Encore un matin pâle
Il est cinq heures et demi. Je m’extirpe du lit où j’ai peu dormi, et m’habille rapidement. Sans faire de bruit, je referme la porte derrière moi. Dans l’ascenseur, je remarque qu’un odieux moustique a sauvagement piqué ma joue gauche. Elle est un peu chaude.
Lorsque je passe la porte, le froid m’envahit. Peut-être le terme est-il trop fort ? Il ne s’agit que de fraîcheur, peu de saison pour un mois de juillet débutant. Le sol est mouillé. Il pleut encore, de fait. Un petit crachin fort peu de région, lui.

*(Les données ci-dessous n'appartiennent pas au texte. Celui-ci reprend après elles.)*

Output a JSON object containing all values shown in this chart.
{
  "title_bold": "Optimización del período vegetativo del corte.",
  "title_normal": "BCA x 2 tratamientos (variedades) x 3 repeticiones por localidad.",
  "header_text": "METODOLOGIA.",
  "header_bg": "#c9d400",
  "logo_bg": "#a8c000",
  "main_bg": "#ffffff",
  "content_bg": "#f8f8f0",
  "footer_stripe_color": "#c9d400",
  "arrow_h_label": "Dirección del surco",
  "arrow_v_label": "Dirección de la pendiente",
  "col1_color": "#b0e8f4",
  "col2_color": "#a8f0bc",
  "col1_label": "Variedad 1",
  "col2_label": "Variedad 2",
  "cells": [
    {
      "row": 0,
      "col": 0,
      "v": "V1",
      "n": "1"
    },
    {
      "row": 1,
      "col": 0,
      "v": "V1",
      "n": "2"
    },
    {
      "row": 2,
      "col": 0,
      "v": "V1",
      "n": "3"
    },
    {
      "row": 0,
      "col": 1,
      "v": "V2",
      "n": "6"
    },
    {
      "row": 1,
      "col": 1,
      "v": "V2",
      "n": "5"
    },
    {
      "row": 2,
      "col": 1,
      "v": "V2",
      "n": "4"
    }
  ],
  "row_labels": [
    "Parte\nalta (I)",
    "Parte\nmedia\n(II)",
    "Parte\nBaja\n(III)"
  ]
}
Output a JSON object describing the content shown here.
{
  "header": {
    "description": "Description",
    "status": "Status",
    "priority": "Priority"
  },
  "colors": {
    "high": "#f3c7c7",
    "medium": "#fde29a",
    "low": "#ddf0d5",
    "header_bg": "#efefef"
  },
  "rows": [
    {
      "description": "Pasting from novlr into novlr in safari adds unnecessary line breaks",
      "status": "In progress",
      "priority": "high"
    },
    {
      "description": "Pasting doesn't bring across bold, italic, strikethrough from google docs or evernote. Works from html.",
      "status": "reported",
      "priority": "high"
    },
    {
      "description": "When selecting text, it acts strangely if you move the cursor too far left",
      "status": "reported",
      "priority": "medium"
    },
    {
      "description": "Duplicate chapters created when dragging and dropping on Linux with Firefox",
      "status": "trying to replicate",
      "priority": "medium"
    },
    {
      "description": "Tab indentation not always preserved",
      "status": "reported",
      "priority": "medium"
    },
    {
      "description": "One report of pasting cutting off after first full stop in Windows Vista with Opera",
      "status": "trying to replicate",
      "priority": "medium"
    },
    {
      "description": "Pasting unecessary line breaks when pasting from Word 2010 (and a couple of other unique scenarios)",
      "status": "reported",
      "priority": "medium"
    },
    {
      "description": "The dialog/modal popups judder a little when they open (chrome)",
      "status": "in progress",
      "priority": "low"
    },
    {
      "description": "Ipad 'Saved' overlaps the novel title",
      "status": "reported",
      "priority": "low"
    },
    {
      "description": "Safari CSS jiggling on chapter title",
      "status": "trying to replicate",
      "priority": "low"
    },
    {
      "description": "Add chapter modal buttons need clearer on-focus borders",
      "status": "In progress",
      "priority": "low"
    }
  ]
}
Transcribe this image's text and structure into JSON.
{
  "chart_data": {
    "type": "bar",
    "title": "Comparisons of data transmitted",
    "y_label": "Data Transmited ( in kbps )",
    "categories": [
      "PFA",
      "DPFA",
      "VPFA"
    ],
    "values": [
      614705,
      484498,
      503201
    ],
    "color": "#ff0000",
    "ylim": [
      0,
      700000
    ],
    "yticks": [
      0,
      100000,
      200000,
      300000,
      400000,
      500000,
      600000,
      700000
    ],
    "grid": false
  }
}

Mon vélo m’attend sagement. La selle est trempée, je redoute à l’avance la morsure liquide à travers le tissu de mon pantalon. Je teste un peu les freins, et commence à dévaler les rues quasi-désertes de ce dimanche matin. J’anticipe et me réjouis de traverser le bois de Vincennes si tôt. Le palais de la porte dorée est éteint, et il me regarde passer d’un air bienveillant, comme toujours : totem ancestral. Ce petit coin de Paris m’a vu naître, grandir, je m’y sens incroyablement à l’aise, chez moi. Je fais le tour du lac Daumesnil, salue une pute qui a apparemment passé une mauvaise nuit, croise quelques voitures au pas, avec pour conducteurs de vieux messieurs en cherchant des plus jeunes.
L’air est frais, la pluie s’est presque arrêtée. Je ne suis pas essouflé, tout est comme il faut. Le ciel est une gigantesque aquarelle à la myriade de tons bleus et gris.

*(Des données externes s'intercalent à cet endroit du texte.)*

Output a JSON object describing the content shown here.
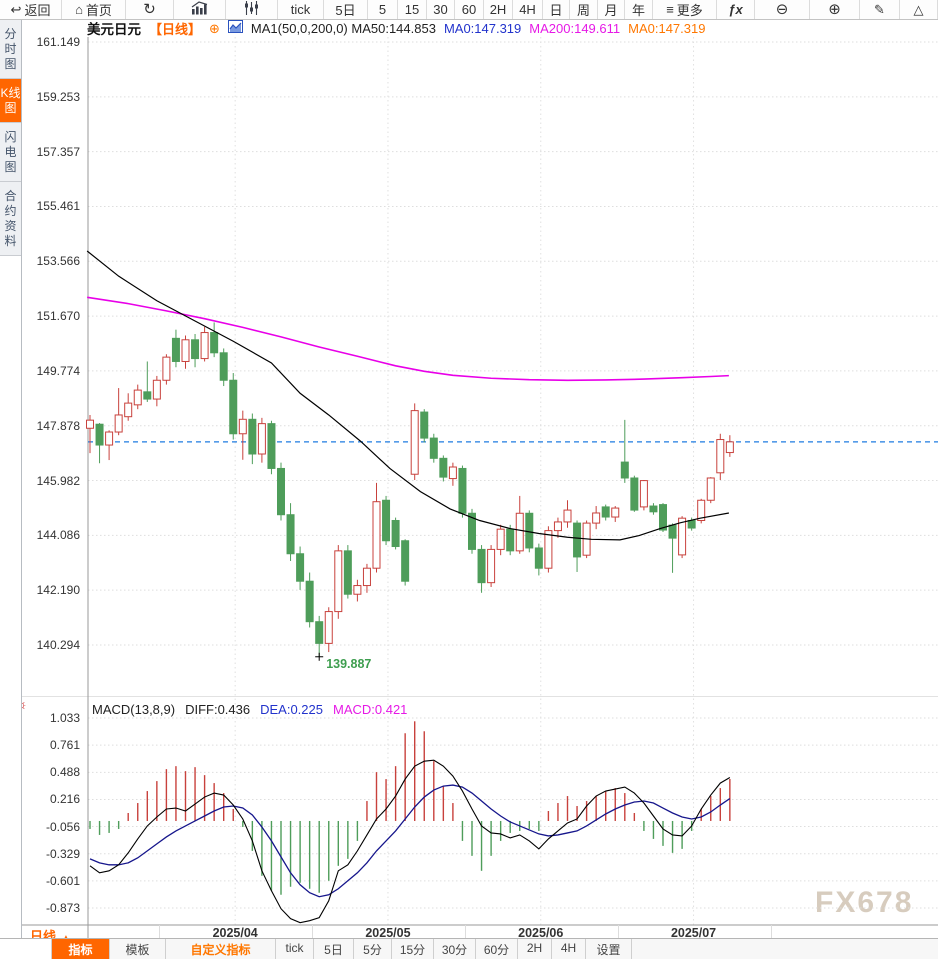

En descendant la côte de Charenton, je résiste à la tentation de me laisser descendre d’un coup, sans freins, par le sens interdit, jusqu’au-dessus de la Seine, comme je l’ai fait tant de fois étant ado. Mais je suis adulte et un tant soit peu raisonnable, maintenant. Quoique.
Le retour sur la plat maisonnais est toujours décevant. Une grande avenue bien tracée, connue jusqu’au dernier centimètre, des arbres alignés et rien d’autre.